Joining the stars on the board: track and field athletes aspire to break records

February 10, 2017 — by Victor Liu and Elaine Sun

Many track players seek to break records. 

The letters behind the scratched screen of Benny Price Field’s maroon record board were last added to in 2015 when alumna Puck de Roos scored a record 3,362 points in the heptathlon.

The board boasts records that date as far back as 1971, proving that these decade-old records are difficult to break.

One of the record holders on the board is 2012 graduate Ailene Nguyen, who is acting as an assistant coach this year Nguyen holds the school record in the long jump at 18 feet, 4 inches.

“Hopefully together [head coach Archie Ljepava and I] can motivate the team through workouts and excitement to get them through and get them in shape now, so that when meet season comes they’ll be ready to compete and have fun,” Nguyen said.

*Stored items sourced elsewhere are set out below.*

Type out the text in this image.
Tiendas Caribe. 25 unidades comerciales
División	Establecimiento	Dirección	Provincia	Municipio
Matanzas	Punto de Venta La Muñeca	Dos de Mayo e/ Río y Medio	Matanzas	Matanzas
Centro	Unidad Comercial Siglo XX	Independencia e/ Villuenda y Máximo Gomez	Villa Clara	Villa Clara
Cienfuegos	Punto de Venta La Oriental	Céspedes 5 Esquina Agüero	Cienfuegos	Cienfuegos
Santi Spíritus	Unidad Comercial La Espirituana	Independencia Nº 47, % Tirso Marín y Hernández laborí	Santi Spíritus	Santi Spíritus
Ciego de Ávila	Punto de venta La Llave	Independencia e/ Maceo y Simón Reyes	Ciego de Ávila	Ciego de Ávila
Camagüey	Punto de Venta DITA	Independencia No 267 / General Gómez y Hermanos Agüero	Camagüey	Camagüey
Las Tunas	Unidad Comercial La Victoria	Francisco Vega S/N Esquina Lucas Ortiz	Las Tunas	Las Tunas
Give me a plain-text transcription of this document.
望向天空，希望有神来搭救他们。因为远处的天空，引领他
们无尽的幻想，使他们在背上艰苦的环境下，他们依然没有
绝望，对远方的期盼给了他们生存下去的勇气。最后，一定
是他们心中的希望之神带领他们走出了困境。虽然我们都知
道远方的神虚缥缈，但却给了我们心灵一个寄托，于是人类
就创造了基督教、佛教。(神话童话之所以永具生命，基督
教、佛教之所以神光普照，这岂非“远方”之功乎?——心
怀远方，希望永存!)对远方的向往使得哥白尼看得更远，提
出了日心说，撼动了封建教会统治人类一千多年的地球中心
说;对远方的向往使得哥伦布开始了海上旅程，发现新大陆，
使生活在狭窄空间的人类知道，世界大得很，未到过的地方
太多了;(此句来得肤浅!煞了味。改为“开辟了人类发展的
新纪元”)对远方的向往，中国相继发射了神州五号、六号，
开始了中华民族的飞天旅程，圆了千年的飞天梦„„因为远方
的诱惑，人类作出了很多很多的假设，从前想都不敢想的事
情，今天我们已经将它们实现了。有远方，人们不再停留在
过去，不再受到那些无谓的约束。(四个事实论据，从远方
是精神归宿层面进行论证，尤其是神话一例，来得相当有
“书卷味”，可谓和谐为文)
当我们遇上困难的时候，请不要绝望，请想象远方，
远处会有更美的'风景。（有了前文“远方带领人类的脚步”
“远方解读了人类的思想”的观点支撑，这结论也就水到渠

Although it’s a novelty to have their names up on the board by senior year, many athletes do not devote themselves to breaking those records. Rather, the board’s numbers are simply figures to work toward, and getting onto the board is more of an ultimate prize for improving.  

“I think it just kind of happened,” Nguyen said of her own record. “I had been working towards a personal record for some time, and I didn’t know that it was going to be a record setting jump for the school. I was just excited overall when I jumped it that I had broken my own personal record, and breaking it for the school was just another plus.”

In their journey to break the board’s records, athletes first seek to improve their own personal bests, or as junior long distance runner Amit Nag puts it, “you need to shave off a few seconds here and there.”

“It’s not necessarily my goal to break these records. It’s more of a milestone for me to reach,” junior sprinter Jaijit Singh said. “[Trying to break records is] a stepping stone to faster times, and it’s just a goal that I have in mind. My goal for running this year is winning CCS.”

Of course, improving and breaking the board’s seemingly unsurpassable records is easier said than done. In preparation for this school year’s track and field season, record-hopeful athletes have been maintaining a rigorous schedule of conditioning and have become more cognizant of what they consume.

This year, Singh has been eating healthier, running more, lifting weights and staying in shape, while he felt sick throughout most of the season last year, unable to “reach the milestones that [he] wanted to.”

Whatever an athlete’s individual goal may be, the board still stands in the dirt patch next to the track, waiting patiently for  current Saratoga athletes to add their own names onto it in the future.

“When I’m running the mile or the two-mile during a home meet, I always see that board when I start and finish race,”  Nag said. “I know that I probably can’t beat those times, but it’s nice to know that I’ll be on that board too if I do it.”